Mustafa Kemal (yarbay) işte o meşhur sözü ;
«- Size ben, taarruz emretmiyorum, ölmeyi emrediyorum; biz ölünceye kadar geçecek zaman içinde, yerimizi başka kuvvetler ve başka kumandanlar alabilir…» *** Mustafa Kemal o dakikaları hatıratında ancak birkaç söz, fakat derin bir duygululukla belirtir: «- Düşününüz, işte bu bir andı…» Evet karar anı gelmiştir. Karaya çıkan düşman, 8 taburdan faz-lardır. Arkadan 57. Alay yetişir. Gerçi Mustafa Kemal'in kuvveti düşmana bakarak zayıftır. Ama derhal süngü taktırır. Hücum emrini verir. Sabah saat 10.00. Çanakkale'de artık süngüler konuşmaya başlamıştır. Ve bu konuşma, sonuna kadar devam edecektir. İşte Mustafa Kemal'in bu kararını verdiği ve süngü hücumunu başlattığı yere, simdi «Kemal Yeri» denilir. Ve orada mütevazi bir mermer sütun üzerinde bu sözler yazılıdır. Sağdan soldan diğer kuvvetler de yetişir. Mustafa Kemal, Conkbayırı'ndan harekâtı idareye başlar. Bu harekâtı anlatırken onun sözleri şunlardır: «- Herkes öldürmek ve ölmek için düşmana atılmıştı… Zaten bu, verilmiş bir emirdir: «- Size ben, taarruz emretmiyorum, ölmeyi emrediyorum; biz ölünceye kadar geçecek zaman içinde, yerimizi başka kuvvetler ve başka kumandanlar alabilir…» Öyle de oldu. 57. Alaya gelince? Ondan bu kubbede bâki kalan, bir son «Allah, Allah!» sedasıdır. Çünkü bu muharebede, 57. Alay, tamamen eridi…
Sayfa 235Kitabı okudu
İnternette Süreya'ya ait olduğu söylenip,Cemal Süreya'ya ait olmayan dizeler :
This text has been automatically translated from Turkish. Show Original
1) "I want to travel to you. Cut a ticket from your heart. Let it be a lifeline." 2) Missing is only two letters more than dying, kid." 3) If only you knew how it rains outside, longing in my heart, you in my mind, all three of you. 4) "Put the coffee of your eyes into my life, let me remain 'you' for the sake of 40 years." 5) "You are in the same city, I am, we are not." 6) "I saw that I am not angry with you, I am not resentful, in short, I am nothing to you anymore." 7) "A person does not die in the ocean, he goes and drowns in a spoon of love." 8) "My clock stopped ticking every night because of thinking about him.
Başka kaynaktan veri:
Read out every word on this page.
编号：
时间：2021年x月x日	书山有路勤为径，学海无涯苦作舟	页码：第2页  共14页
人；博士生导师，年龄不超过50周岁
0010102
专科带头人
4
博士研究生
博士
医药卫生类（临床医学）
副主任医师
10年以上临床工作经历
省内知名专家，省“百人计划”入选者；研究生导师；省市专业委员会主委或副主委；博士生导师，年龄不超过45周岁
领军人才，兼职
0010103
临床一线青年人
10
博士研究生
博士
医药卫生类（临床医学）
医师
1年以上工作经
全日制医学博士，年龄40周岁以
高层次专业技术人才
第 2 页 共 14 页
Whoever asks what time it is, my answer is always the same: Towards it... 9) "Let me come to your mind while walking randomly. Let it ache." 10) "You were such a magician that you even lost me." 11) "What sinks in here," says the poet; If they didn't call the thing that stings me longing, I would call it a knife. 12) "If one day I come to your mind, order me a poem and let's talk about September." 13"Love is a child who cries 'mother' even though he is beaten by his mother..." 14) "No matter how much you erase, your notebook will either tear or a trace of your sentences will remain." 15) "Don't look at me writing such sad things, I laugh a lot and no one can tell it's a lie when I laugh." 16) "You are my most beautiful despair between my mind and my heart." 17) "I saw that your smile would make a beautiful poem, I liked it..."
1,000 öğeden 11 ile 20 arasındakiler gösteriliyor.